Ce vendredi 13 juin 2026 marque le quatrième anniversaire de la prise de Bunagana par l’AFC-M23. Le 13 juin 2022, après de violents affrontements avec les Forces armées de la République démocratique du Congo (FARDC), cette cité stratégique du territoire de Rutshuru, à la frontière avec l’Ouganda, tombait sous contrôle rebelle. Des allocutions telles que « Replis stratégiques » sont celles qui étaient prononcées aux médias locales par les autorités provinciales donnant ainsi voie libre à la nouvelle armée.
Quatre années plus tard, Bunagana demeure sous l’administration de l’AFC-M23, tandis que les conséquences de cette occupation continuent de peser lourdement sur la population locale et sur l’économie de toute la région.
Pour de nombreux habitants, la situation sécuritaire reste préoccupante. Les activités agricoles, principale source de revenus des ménages, sont fortement perturbées. Plusieurs cultivateurs affirment avoir abandonné leurs champs par crainte des attaques, des enlèvements et de l’insécurité persistante dans les zones rurales.
« Nous ne savons plus travailler nos champs comme avant. Chaque fois que nous nous éloignons du village, nous craignons de ne plus revenir. Nos familles vivent aujourd’hui dans une grande précarité », témoigne un habitant de la région.
Des voix s’élèvent également pour dénoncer la multiplication des cas de kidnapping sur l’axe Bunagana-Rutshuru. Selon plusieurs sources locales, des voyageurs et des agriculteurs sont régulièrement victimes d’enlèvements par des hommes armés dont l’identité reste jusqu’à présent inconnue. Cette situation accentue davantage la psychose au sein de la population et limite les déplacements sur cet important corridor routier.

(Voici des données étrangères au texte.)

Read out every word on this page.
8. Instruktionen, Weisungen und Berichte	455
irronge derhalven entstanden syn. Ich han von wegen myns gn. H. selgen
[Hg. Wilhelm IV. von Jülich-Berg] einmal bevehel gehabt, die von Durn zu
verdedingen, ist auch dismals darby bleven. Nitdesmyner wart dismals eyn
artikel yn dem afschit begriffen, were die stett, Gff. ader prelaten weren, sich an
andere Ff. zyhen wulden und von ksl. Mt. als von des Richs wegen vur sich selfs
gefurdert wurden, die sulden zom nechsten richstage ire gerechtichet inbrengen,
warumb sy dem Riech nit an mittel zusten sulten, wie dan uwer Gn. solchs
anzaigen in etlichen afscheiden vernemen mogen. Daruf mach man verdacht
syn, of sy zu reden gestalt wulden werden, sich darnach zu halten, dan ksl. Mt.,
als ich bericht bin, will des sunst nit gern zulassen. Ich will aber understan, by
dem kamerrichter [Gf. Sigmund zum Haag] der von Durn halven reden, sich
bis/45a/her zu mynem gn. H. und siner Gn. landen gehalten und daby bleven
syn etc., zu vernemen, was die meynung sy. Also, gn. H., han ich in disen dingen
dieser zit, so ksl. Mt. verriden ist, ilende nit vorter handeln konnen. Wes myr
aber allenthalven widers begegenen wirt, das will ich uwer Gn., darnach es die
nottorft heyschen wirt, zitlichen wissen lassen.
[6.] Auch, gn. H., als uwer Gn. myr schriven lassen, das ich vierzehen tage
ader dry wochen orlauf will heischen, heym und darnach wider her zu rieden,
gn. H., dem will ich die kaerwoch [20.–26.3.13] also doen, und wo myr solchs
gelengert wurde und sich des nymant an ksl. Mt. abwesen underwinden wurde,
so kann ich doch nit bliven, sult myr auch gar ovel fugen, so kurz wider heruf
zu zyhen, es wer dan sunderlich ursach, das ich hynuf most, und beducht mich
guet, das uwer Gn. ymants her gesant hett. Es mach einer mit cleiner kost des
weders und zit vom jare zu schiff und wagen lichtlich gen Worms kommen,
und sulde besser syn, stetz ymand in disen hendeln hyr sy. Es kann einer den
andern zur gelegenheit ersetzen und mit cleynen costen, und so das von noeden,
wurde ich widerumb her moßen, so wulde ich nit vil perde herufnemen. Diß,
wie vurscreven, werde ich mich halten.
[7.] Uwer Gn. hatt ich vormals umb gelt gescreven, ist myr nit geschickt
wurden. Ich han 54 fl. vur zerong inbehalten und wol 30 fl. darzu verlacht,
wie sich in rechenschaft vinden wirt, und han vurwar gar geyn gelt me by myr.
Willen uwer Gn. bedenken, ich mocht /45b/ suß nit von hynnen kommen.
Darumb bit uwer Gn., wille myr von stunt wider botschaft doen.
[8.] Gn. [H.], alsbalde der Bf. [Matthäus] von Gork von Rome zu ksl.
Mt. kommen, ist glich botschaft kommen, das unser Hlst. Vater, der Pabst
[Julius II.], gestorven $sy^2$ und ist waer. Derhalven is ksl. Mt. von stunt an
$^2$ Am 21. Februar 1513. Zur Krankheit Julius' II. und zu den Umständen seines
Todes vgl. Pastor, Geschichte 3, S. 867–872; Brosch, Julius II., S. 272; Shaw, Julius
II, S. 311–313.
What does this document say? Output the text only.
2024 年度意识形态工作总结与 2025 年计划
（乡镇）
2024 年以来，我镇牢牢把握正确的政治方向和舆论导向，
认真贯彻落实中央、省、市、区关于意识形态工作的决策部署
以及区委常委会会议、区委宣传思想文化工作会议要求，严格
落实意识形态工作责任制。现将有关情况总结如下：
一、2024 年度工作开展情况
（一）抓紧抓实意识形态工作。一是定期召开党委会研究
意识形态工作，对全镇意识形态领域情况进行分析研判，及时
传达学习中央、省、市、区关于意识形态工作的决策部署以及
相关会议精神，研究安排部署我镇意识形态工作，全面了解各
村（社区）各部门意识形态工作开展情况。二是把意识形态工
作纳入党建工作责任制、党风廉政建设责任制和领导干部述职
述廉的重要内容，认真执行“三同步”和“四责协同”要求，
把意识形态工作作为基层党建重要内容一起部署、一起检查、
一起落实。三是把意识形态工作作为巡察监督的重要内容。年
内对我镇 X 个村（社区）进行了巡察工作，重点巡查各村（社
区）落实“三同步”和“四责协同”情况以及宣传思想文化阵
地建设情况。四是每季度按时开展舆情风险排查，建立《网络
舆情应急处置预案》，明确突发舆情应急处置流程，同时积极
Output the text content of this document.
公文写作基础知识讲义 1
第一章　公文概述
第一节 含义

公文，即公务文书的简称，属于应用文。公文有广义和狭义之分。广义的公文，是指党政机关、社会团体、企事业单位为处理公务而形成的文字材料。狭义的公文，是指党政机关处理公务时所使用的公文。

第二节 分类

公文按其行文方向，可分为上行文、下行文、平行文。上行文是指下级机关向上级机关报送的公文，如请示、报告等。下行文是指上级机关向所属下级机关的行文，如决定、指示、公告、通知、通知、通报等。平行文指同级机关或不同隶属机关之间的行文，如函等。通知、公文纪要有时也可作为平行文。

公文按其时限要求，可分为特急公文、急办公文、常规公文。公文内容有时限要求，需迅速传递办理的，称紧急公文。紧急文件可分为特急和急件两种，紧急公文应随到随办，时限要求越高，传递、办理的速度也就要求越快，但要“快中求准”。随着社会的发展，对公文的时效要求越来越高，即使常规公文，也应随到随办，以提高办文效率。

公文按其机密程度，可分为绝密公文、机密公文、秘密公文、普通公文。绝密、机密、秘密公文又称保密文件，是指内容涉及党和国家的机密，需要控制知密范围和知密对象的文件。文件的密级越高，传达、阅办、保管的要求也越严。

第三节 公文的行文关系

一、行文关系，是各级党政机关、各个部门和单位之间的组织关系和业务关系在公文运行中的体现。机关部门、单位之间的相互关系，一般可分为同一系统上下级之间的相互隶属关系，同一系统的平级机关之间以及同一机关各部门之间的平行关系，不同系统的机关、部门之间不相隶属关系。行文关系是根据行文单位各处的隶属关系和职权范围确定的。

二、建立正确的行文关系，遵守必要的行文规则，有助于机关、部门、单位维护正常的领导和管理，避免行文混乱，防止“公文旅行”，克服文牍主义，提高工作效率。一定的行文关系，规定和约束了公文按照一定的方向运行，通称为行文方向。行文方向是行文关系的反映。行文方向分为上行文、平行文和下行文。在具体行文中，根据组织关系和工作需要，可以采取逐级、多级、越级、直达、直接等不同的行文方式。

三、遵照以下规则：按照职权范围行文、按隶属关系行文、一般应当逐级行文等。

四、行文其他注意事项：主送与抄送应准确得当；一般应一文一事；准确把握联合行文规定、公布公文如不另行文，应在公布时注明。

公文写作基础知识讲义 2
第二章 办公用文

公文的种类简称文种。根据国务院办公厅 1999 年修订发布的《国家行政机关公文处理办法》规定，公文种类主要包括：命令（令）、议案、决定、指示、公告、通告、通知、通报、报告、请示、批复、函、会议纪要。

« Nous demandons aux autorités de nous protéger. Nous ne pouvons plus circuler librement. Les enlèvements deviennent fréquents et personne ne sait qui en sont les auteurs », s’alarme un notable local déchu.
L’occupation de Bunagana, principale porte d’entrée commerciale du Nord-Kivu vers l’Ouganda, a entraîné le déplacement de milliers de familles vers Rutshuru-centre, Kiwanja et d’autres localités, tandis que certains ont trouvé refuge en Ouganda.
Les échanges commerciaux transfrontaliers, autrefois moteurs de l’économie locale, fonctionnent désormais au ralenti. Les opérateurs économiques déplorent une baisse significative des activités et des revenus.
Sur place, la population continue de vivre sous diverses taxes imposées par les autorités rebelles, dans un contexte marqué par l’absence des services de l’État congolais. Les écoles peinent à fonctionner normalement, l’hôpital général de référence manque de moyens essentiels et les recettes douanières échappent toujours au trésor public.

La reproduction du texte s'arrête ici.